Vietato ai minorenni.
Desiderio e fuga in un sogno: essere la preda, per un attimo
Lo scrivo lo stesso. Magari alla mia terapista interessa.
(Sì, certo. E ora penserà: questa è matta. Una maniaca. Fuori dal mio ufficio!) 😅😂
Rientro nel mio chalet, finalmente. Ma scopro di avere due nuovi vicini piuttosto rumorosi: il meccanico del villaggio e suo fratello.
«E no! Silenzio!» urlo. Funziona.
Voglio pace. Ho scelto la campagna per questo, e mi ritrovo una discoteca a venti metri.
La sera dopo, torno da lavoro e trovo un messaggio sotto la porta:“Siamo partiti qualche giorno lasciando casa a degli amici. Potresti controllare che abbiano trovato la chiave? È sotto la pianta a destra. Grazie.”
Ma certo. Ora faccio anche la governante.
Arrabbiata, bevo un bicchiere di vino e vado verso casa loro. Suono. Niente rumore. Mi chino verso la pianta, e a quel punto la porta si apre. Una ragazza mora, bellissima, mi fissa.
«Ah, siete riusciti ad entrare. Piacere, io sono Axel, la vicina.»
Faccio per andarmene, ma lei insiste.
«Quindi sei tu la vicina lesbica. Ti va di entrare?»
Lesbica? Uno, non sono affari tuoi. Due…
«No grazie, ho avuto una giornata lunga.»
Mi afferra il braccio. Ho i brividi. No, Axel, no! Avevamo detto di no alle belle e tenebrose. A volte mi sento Gollum. Due Axel. 😜
«Solo un bicchiere. Mi farebbe piacere fare due chiacchiere.»
Alla fine entro. Casa tipica da villaggio, trofei di caccia, fucili appesi.
«Ragazzi, lei è Axel, la vicina di Kevin e Davide.»
Serata tranquilla. Siamo in sei. Due ragazzi: uno muscoloso, l’altro silenzioso. Due ragazze: la tenebrosa e l’intellettuale. Quest’ultima carina, goffa.
«Una birra?» chiede il macho.
«Sì, grazie.» Bevo dalla bottiglia, come piace a me.
Dopo l’aperitivo, dico che voglio tornare a casa.
«Aspetta! Giochiamo a obbligo o verità!» esclama l’intellettuale.
«Ma è un gioco da adolescenti.»
«Questo è diverso. Vedrai.» Mi fa l’occhiolino.
I primi giri sono noiosi. Poi il macho chiede alla sua ragazza di baciarmi. Lei non esita. Si alza, mi raggiunge, mi prende il viso e mi bacia. All’inizio è incerta. Poi mi cerca davvero. Le mani sui fianchi, come se cercasse qualcosa in più.
«Woooo basta! Abbiamo capito!» ride il macho. «Ok, è il tuo turno.»
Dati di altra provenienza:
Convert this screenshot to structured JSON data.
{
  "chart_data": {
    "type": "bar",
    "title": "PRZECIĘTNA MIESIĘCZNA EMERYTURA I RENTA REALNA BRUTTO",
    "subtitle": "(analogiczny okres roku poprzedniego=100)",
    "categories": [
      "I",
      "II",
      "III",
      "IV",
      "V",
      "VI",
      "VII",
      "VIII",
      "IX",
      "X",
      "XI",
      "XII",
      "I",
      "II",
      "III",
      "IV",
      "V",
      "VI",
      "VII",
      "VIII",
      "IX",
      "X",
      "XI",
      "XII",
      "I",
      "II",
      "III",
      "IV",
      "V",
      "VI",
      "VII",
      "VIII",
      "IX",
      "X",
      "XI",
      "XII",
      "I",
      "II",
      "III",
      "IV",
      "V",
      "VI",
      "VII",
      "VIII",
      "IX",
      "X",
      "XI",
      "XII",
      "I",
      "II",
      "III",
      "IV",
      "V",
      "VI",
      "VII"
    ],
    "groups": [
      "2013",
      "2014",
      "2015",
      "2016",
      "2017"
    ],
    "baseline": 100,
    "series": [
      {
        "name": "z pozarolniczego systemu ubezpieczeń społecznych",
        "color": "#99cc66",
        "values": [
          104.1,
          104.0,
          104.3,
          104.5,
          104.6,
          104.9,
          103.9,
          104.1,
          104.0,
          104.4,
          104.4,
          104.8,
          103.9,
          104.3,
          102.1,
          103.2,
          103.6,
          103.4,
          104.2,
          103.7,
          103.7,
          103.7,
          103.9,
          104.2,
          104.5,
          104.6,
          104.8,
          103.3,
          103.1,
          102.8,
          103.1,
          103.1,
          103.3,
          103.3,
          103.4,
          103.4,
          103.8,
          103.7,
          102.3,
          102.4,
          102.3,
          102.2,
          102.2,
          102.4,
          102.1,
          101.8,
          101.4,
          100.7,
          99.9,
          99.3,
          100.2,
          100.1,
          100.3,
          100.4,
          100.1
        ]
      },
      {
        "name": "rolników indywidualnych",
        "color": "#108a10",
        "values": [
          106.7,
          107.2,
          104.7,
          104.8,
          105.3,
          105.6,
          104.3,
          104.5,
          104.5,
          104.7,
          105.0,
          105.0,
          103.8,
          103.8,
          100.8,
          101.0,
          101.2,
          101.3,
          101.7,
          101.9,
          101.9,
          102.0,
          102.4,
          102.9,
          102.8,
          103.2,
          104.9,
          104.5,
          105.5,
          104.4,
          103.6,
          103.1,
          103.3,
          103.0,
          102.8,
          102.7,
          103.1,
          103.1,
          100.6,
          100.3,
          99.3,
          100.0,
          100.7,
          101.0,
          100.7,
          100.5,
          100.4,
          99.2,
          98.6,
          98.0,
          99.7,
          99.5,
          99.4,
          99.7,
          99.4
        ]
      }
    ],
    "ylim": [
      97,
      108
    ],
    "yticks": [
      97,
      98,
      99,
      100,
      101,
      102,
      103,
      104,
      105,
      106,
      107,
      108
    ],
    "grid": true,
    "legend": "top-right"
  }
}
Lei gira la bottiglia. Esce l’intellettuale.
«Puoi fare la mia stessa azione.»
Altro bacio. Più timido, più delicato.
Torna a sedersi, ma da quel momento mi guarda come se stesse cercando una risposta.
Tocca al ragazzo silenzioso. Sceglie “verità”. Ammette che vuole testare altre relazioni per capire se la sua gli conviene.
Nuovo giro: la bottiglia punta il muro.
«Obbligo per tutti.» dice il ragazzo ricco. «Entro domani mattina ognuno di noi dovrà andare a letto con qualcun altro qui presente.»
Non racconto i dettagli, ma finisce che accetto. Vado a letto con le due ragazze. Rifiuto i ragazzi.
Mi piaceva la sfida. Volevo “convertirle”, far notare la differenza. Volevo rubare le loro donne.
Il sogno finisce su un ponte. Loro due, davanti a me, mi chiedono di scegliere.
E io scelgo l’intellettuale. Non la più affascinante. Ma quella che mi ha guardata come se avesse capito.
Secondo il pensiero lacaniano, il desiderio è sempre legato alla mancanza, al punto cieco del nostro sguardo.